Hospice becomes appropriate for scleroderma when organ-directed therapies are no longer improving function and the focus shifts to comfort — typically when PAH or ILD has progressed to cause severe resting dyspnea, functional decline is significant, and the patient and family prioritize quality over quantity of life. Because scleroderma is rare, seek hospice programs with specialist palliative care support.
How is breathlessness managed in scleroderma hospice?
Opioids (low-dose morphine or hydromorphone) are the most effective medications for relieving the sensation of breathlessness, even when oxygen levels are adequate. Anxiolytics address the anxiety component of air hunger. Supplemental oxygen helps some patients. A fan directed at the face reduces the sensation of breathlessness in many patients through the trigeminal nerve cooling effect.
What is Raynaud's phenomenon in scleroderma?
Raynaud's phenomenon is exaggerated vasospastic attacks — dramatic color changes (white, then blue, then red) and severe pain in the fingers and toes triggered by cold or stress. In scleroderma, Raynaud's is often severe and can cause digital ulcers and tissue loss. In hospice, warmth, vasodilator medications, and pain management address Raynaud's symptoms.

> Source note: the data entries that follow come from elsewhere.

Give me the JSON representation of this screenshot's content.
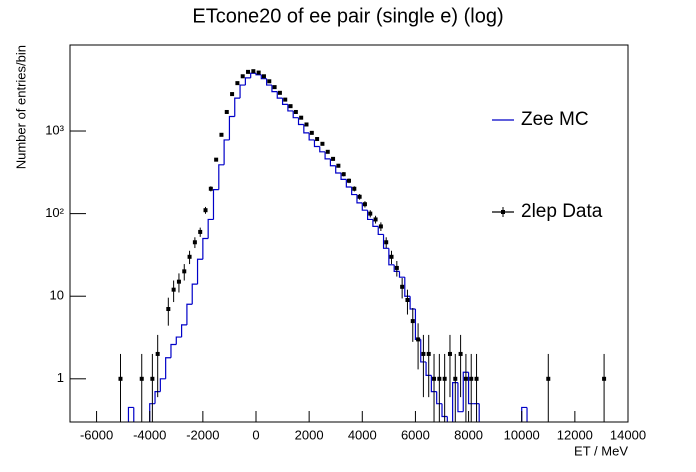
{
  "chart_data": {
    "type": "histogram",
    "title": "ETcone20 of ee pair (single e) (log)",
    "x_label": "ET / MeV",
    "y_label": "Number of entries/bin",
    "log_y": true,
    "xlim": [
      -7000,
      14000
    ],
    "ylim": [
      0.3,
      11000
    ],
    "xticks": [
      -6000,
      -4000,
      -2000,
      0,
      2000,
      4000,
      6000,
      8000,
      10000,
      12000,
      14000
    ],
    "yticks": [
      1,
      10,
      {
        "value": 100,
        "label": "10²"
      },
      {
        "value": 1000,
        "label": "10³"
      }
    ],
    "legend": "right",
    "bins": [
      -5000,
      -4800,
      -4600,
      -4400,
      -4200,
      -4000,
      -3800,
      -3600,
      -3400,
      -3200,
      -3000,
      -2800,
      -2600,
      -2400,
      -2200,
      -2000,
      -1800,
      -1600,
      -1400,
      -1200,
      -1000,
      -800,
      -600,
      -400,
      -200,
      0,
      200,
      400,
      600,
      800,
      1000,
      1200,
      1400,
      1600,
      1800,
      2000,
      2200,
      2400,
      2600,
      2800,
      3000,
      3200,
      3400,
      3600,
      3800,
      4000,
      4200,
      4400,
      4600,
      4800,
      5000,
      5200,
      5400,
      5600,
      5800,
      6000,
      6200,
      6400,
      6600,
      6800,
      7000,
      7200,
      7400,
      7600,
      7800,
      8000,
      8200,
      8400,
      8600,
      8800,
      9000,
      9200,
      9400,
      9600,
      9800,
      10000,
      10200,
      10400
    ],
    "series": [
      {
        "name": "Zee MC",
        "color": "#0000c8",
        "values": [
          0,
          0.45,
          0,
          0,
          0,
          0.5,
          0.7,
          1,
          1.8,
          2.6,
          3.2,
          4.5,
          8,
          14,
          28,
          50,
          85,
          195,
          390,
          780,
          1500,
          2500,
          3600,
          4400,
          5000,
          4800,
          4300,
          3600,
          3000,
          2500,
          2100,
          1750,
          1450,
          1200,
          950,
          780,
          650,
          560,
          460,
          380,
          310,
          260,
          210,
          170,
          135,
          110,
          85,
          70,
          56,
          38,
          24,
          20,
          17,
          10,
          7,
          3,
          1.6,
          1.1,
          0.7,
          0.5,
          0.35,
          0,
          0.9,
          0.4,
          1.2,
          0.5,
          0.5,
          0,
          0,
          0,
          0,
          0,
          0,
          0,
          0,
          0.45,
          0
        ]
      },
      {
        "name": "2lep Data",
        "color": "#000000",
        "x": [
          -5100,
          -4300,
          -3900,
          -3700,
          -3300,
          -3100,
          -2900,
          -2700,
          -2500,
          -2300,
          -2100,
          -1900,
          -1700,
          -1500,
          -1300,
          -1100,
          -900,
          -700,
          -500,
          -300,
          -100,
          100,
          300,
          500,
          700,
          900,
          1100,
          1300,
          1500,
          1700,
          1900,
          2100,
          2300,
          2500,
          2700,
          2900,
          3100,
          3300,
          3500,
          3700,
          3900,
          4100,
          4300,
          4500,
          4700,
          4900,
          5100,
          5300,
          5500,
          5700,
          5900,
          6100,
          6300,
          6500,
          6700,
          6900,
          7100,
          7300,
          7500,
          7700,
          7900,
          8100,
          8300,
          11000,
          13100
        ],
        "values": [
          1,
          1,
          1,
          2,
          7,
          12,
          15,
          20,
          30,
          45,
          60,
          110,
          200,
          450,
          900,
          1700,
          2800,
          3800,
          4600,
          5200,
          5300,
          5100,
          4600,
          4000,
          3400,
          2900,
          2400,
          2000,
          1700,
          1450,
          1200,
          950,
          800,
          700,
          560,
          460,
          380,
          300,
          250,
          200,
          160,
          130,
          100,
          85,
          70,
          45,
          30,
          22,
          13,
          9,
          5,
          3,
          2,
          2,
          1,
          1,
          1,
          2,
          1,
          2,
          1,
          1,
          1,
          1,
          1
        ],
        "errors": [
          1,
          1,
          1,
          1.4,
          2.6,
          3.5,
          3.9,
          4.5,
          5.5,
          6.7,
          7.7,
          10.5,
          14.1,
          21.2,
          30,
          41.2,
          52.9,
          61.6,
          67.8,
          72.1,
          72.8,
          71.4,
          67.8,
          63.2,
          58.3,
          53.9,
          49,
          44.7,
          41.2,
          38.1,
          34.6,
          30.8,
          28.3,
          26.5,
          23.7,
          21.4,
          19.5,
          17.3,
          15.8,
          14.1,
          12.6,
          11.4,
          10,
          9.2,
          8.4,
          6.7,
          5.5,
          4.7,
          3.6,
          3,
          2.2,
          1.7,
          1.4,
          1.4,
          1,
          1,
          1,
          1.4,
          1,
          1.4,
          1,
          1,
          1,
          1,
          1
        ]
      }
    ]
  }
}
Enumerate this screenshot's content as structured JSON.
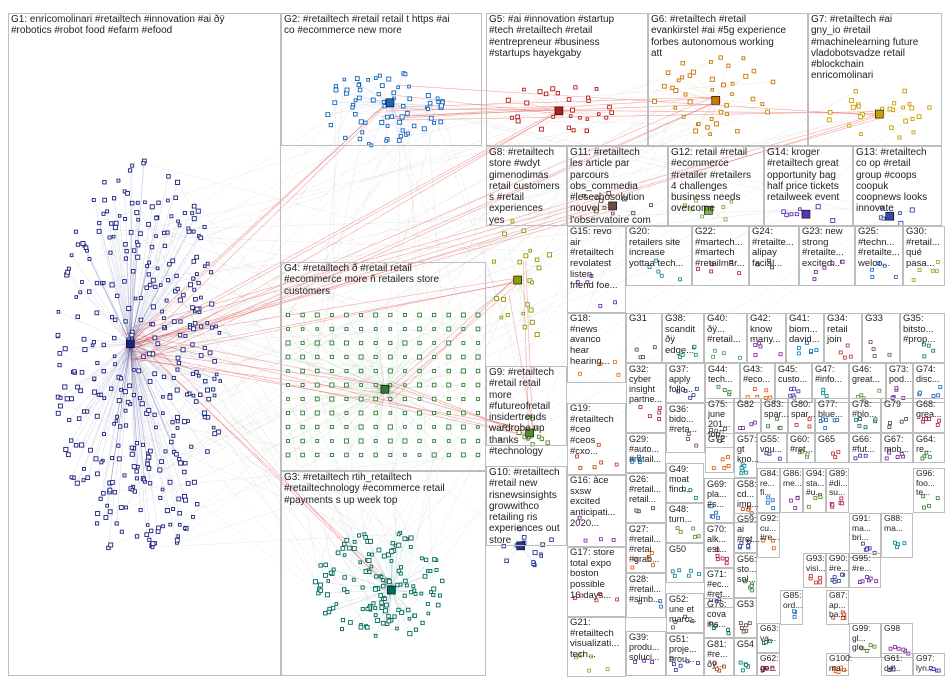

What resources exist for scleroderma patients and families at end of life?
The Scleroderma Foundation (scleroderma.org) has a national helpline, local chapters, and patient support groups. Because of the disease's rarity, connecting with an academic medical center with scleroderma expertise — even just for consultation — can help local hospice teams provide better care. Online patient communities also provide peer support for patients and caregivers navigating end-stage scleroderma.